All the Presidents’ Horses |

All the Presidents’ Horses

by Nicole Michaels
for Tri-State Livestock News
President John F. Kennedy with his children and Caroline's pony, Macaroni.
Photo courtesy of Library of Congress.

Today, the president and his family travel by airplane—a mode of transportation the founding fathers probably never dreamed of. While a groom may no longer be part of the White House staff, many presidents had a deep appreciation for the equine species, according to the White House Historical Association.

The Dakotas’ own Theodore Roosevelt was often found horseback, turning down automobiles for state functions, and declaring, “The Roosevelts are horse people.”

Horseback heroes have been depicted in paintings and sculptures for centuries, so it’s no surprise that American presidents would be included in that number.

George Washington’s war horses were symbols of his leadership. He can be seen elegantly attired and well-mounted. He also brushed his horses’ teeth.

Ulysses S. Grant is considered by some to be the greatest equestrian to ever hold the highest office in the nation. His natural connection with and feel for horses was evident from an early age. He was a standout at West Point and later in the Army, with a reputation for fearless handling and colt starting.

A Washington Post article reports him once being arrested for speeding with a team through the streets of D.C.

Abraham Lincoln had a soft spot for horses, and had to be physically restrained from saving his son’s ponies from White House stables when they caught fire. His horse, Old Bob, was dressed in mourning attire for Lincoln’s funeral.

Like several of the founding fathers, Jefferson was a full-scale farmer and a skilled foxhunter; he was also a respected breeder of Morgans. He favored bays within the breed.

It is said that Old Whitey often grazed the White House lawn during Zachary Taylor’s administration. Taylor was fond of riding side-saddle.

Under Andrew Jackson, the White House became a fully functioning breeding, training and racing operation.

John Adams is credited with building the first presidential stables in 1797, and Taft with tearing them down around 1910 to make room for a four-car garage.

FDR rode a little, despite his battle with polio.

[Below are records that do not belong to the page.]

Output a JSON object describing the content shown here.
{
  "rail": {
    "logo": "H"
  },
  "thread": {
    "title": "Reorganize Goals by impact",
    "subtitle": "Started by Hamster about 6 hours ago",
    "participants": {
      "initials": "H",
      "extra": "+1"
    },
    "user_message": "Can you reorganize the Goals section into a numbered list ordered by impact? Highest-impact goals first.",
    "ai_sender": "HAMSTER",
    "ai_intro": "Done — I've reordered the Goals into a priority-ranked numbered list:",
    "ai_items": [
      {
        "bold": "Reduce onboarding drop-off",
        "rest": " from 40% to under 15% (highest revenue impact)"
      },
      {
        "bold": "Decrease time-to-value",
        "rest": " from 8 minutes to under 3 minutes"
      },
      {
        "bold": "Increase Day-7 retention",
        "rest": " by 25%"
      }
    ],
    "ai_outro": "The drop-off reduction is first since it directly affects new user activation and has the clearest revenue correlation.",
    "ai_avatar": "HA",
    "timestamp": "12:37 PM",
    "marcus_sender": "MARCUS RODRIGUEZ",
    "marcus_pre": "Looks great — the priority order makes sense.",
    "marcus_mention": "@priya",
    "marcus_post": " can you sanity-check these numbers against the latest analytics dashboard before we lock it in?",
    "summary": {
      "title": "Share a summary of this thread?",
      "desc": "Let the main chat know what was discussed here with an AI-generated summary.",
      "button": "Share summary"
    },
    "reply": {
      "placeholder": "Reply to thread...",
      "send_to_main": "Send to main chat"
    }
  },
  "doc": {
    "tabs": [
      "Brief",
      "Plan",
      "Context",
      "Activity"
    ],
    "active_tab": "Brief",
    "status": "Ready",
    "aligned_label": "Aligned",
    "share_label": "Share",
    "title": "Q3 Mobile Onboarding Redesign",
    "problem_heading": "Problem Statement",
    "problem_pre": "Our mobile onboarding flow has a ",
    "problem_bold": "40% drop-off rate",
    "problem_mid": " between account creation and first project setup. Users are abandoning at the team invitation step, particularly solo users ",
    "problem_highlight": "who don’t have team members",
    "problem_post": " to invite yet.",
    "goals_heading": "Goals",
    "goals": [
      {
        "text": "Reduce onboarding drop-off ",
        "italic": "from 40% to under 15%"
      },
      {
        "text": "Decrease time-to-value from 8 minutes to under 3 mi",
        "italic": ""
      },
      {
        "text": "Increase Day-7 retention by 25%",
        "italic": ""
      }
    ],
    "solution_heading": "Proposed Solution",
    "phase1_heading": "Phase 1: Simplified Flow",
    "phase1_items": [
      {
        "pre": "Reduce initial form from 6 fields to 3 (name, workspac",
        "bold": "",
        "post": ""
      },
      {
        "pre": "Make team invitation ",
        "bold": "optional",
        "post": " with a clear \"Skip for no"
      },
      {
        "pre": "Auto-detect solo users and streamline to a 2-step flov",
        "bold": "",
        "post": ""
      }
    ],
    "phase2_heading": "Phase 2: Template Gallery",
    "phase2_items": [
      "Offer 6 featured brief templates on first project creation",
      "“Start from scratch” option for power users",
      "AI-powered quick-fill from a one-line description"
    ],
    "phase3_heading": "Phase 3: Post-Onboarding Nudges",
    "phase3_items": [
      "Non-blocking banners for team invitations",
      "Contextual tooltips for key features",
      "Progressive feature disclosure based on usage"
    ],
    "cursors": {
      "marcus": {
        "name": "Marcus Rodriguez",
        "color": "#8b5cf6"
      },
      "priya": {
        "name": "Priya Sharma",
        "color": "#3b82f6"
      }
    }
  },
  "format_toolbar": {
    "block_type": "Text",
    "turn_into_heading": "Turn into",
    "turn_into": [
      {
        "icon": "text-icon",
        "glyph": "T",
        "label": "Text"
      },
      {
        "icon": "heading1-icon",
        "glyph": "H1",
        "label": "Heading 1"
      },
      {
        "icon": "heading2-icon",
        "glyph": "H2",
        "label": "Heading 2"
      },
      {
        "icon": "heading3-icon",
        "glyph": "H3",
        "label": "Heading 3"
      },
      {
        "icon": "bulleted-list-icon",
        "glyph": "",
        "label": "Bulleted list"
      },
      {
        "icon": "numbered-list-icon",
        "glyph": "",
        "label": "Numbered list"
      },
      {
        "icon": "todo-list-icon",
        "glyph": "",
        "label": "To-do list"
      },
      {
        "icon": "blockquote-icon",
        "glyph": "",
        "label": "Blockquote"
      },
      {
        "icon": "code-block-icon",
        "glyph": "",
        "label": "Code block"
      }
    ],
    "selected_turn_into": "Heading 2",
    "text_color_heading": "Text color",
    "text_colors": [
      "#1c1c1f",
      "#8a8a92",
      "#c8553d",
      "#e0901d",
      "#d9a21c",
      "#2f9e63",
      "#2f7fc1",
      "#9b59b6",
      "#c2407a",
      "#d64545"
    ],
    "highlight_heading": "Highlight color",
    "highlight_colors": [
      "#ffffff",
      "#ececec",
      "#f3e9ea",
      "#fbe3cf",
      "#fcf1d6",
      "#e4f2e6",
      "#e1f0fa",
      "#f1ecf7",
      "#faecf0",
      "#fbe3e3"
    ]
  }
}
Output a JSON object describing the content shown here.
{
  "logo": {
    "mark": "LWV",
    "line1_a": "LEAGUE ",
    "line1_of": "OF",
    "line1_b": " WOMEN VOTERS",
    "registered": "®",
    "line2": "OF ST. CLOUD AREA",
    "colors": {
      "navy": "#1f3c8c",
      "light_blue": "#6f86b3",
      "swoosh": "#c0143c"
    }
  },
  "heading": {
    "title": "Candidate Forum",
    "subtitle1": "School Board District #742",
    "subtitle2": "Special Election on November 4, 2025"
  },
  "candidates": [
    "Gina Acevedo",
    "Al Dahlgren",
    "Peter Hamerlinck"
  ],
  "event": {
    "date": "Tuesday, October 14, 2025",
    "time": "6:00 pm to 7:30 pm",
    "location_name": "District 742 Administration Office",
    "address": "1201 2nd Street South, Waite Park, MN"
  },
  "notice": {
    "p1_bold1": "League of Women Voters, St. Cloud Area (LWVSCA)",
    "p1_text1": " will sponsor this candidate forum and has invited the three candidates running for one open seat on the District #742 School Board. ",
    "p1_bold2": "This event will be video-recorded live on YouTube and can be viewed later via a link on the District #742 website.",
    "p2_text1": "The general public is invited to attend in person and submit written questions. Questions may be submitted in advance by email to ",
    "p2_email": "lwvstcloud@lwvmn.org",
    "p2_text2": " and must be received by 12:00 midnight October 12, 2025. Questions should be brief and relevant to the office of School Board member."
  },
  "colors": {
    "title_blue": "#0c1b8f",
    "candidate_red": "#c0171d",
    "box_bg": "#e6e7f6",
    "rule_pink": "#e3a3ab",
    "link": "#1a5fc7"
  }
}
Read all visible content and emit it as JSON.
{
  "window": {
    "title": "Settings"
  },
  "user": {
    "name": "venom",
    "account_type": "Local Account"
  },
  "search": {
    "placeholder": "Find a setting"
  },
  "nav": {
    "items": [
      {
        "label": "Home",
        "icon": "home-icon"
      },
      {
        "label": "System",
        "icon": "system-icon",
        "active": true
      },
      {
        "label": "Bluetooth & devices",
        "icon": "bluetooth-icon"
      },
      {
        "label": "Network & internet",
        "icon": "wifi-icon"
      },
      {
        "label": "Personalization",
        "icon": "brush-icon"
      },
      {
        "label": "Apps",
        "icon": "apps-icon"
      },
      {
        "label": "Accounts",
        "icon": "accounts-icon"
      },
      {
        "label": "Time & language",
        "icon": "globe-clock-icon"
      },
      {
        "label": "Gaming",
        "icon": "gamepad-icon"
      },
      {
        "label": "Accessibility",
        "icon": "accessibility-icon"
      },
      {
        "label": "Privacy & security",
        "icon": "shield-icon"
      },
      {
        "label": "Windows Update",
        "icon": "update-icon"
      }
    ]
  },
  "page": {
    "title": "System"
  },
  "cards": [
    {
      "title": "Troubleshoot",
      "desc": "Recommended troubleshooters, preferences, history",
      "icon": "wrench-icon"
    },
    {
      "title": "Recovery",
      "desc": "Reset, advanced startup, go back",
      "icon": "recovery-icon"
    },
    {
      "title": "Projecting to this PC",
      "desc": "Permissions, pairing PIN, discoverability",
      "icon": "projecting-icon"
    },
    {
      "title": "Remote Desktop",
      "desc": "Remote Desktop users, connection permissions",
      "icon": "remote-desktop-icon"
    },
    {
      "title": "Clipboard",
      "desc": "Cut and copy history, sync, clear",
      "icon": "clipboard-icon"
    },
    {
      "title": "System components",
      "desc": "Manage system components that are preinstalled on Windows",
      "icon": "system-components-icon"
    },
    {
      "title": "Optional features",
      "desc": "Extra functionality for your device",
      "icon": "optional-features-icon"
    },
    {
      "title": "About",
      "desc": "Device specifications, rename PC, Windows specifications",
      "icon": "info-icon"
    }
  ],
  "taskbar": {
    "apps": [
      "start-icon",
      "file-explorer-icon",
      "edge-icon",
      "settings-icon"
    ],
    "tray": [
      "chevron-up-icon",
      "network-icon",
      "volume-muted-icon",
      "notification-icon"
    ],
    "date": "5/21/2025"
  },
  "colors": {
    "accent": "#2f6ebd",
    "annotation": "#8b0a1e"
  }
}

Caroline Kennedy’s pony, Macaroni, lived at the White House during the Kennedy administration. But it was a Roosevelt administration pony named Algonquin that rode a white house elevator to visit a sick child on an upper floor.

Lyndon B. Johnson was a Texas cowboy with a drawl who often wore a bolo tie.

Ronald Reagan is the most notable equestrian president in modern times. He had served in the cavalry, and a special Secret Service agent had to be recruited to keep up with his pleasure rides.

As an actor, Reagan’s riding ability landed him many roles in westerns. He rode on his ranch in California and in the Washington area, and was known for objecting when his aides presented him with an itinerary that did not allow him time in the saddle.

He also rode with Queen Elizabeth.

The horse ridden to protect Reagan was Monty, a son of Montana Doc, a cutting horse champion. The last horse Reagan rode was a ranch-bred Quarter Horse he called Sergeant Murphy.

Bill Clinton was fond of borrowing park police horses and riding them out.